En Europa occidental, el 18 por ciento de los pacientes asmáticos sufren asma grave y la mitad de ellos carece de un control adecuado. En España, el asma grave representa el 50 por ciento del gasto total en el tratamiento del asma. Este supone un coste sanitario incremental anual de 11.703 euros.

Una de las claves en el adecuado tratamiento del asma grave en adultos es que los síntomas y las agudizaciones pueden cambiar a lo largo del tiempo. Por ello es fundamental un control permanente de los pacientes y un abordaje multidisciplinar. Asimismo, es necesario disponer de unidades especializadas que permitan identificar el subtipo de asma. Esto es posible a través de biomarcadores, que permiten tratar al paciente de forma óptima e individualizada. Desde SEPAR recuerdan que hoy en día no solo es posible controlar la enfermedad, también es posible pronosticar los riesgos a futuro.

Tratamiento del asma grave en adultos

Francisco Javier Álvarez Gutiérrez, miembro del Área de Asma de SEPAR, comenta algunas de las claves del tratamiento del asma grave en adultos. “Es importante tener en cuenta el bajo cumplimiento del tratamiento por parte del paciente, las comorbilidades, como la obesidad o la rinosinusitis y otros agravantes.
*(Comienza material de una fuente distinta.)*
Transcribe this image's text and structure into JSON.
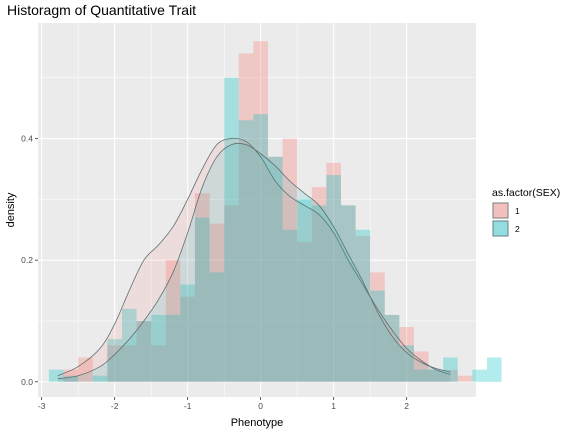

Además, hay algunos pacientes que no responden a los tratamientos habituales, a pesar de usarlo a dosis elevadas. Estos pacientes presentan un asma grave no controlada”. Para gran parte de estos pacientes disponemos desde hace unos años de terapias con fármacos monoclonales que han mejorado de forma notable su calidad de vida”.
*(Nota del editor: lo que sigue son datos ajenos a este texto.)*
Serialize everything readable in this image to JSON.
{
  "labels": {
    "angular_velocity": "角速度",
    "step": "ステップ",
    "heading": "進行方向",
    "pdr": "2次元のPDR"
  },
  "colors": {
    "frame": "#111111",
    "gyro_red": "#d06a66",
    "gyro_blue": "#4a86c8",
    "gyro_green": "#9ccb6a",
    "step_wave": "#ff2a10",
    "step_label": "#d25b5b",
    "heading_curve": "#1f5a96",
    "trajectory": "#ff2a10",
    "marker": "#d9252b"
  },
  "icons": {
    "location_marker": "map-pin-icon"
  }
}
Otra de las preocupaciones de estos especialistas son los efectos adversos que los medicamentos como los glucocorticoides orales (GCO) puedan tener a largo plazo. Es el ejemplo de la osteoporosis, la diabetes, las alteraciones mentales y de la visión. Por ello es importante la vigilancia de estos pacientes y el seguimiento exhaustivo del tratamiento.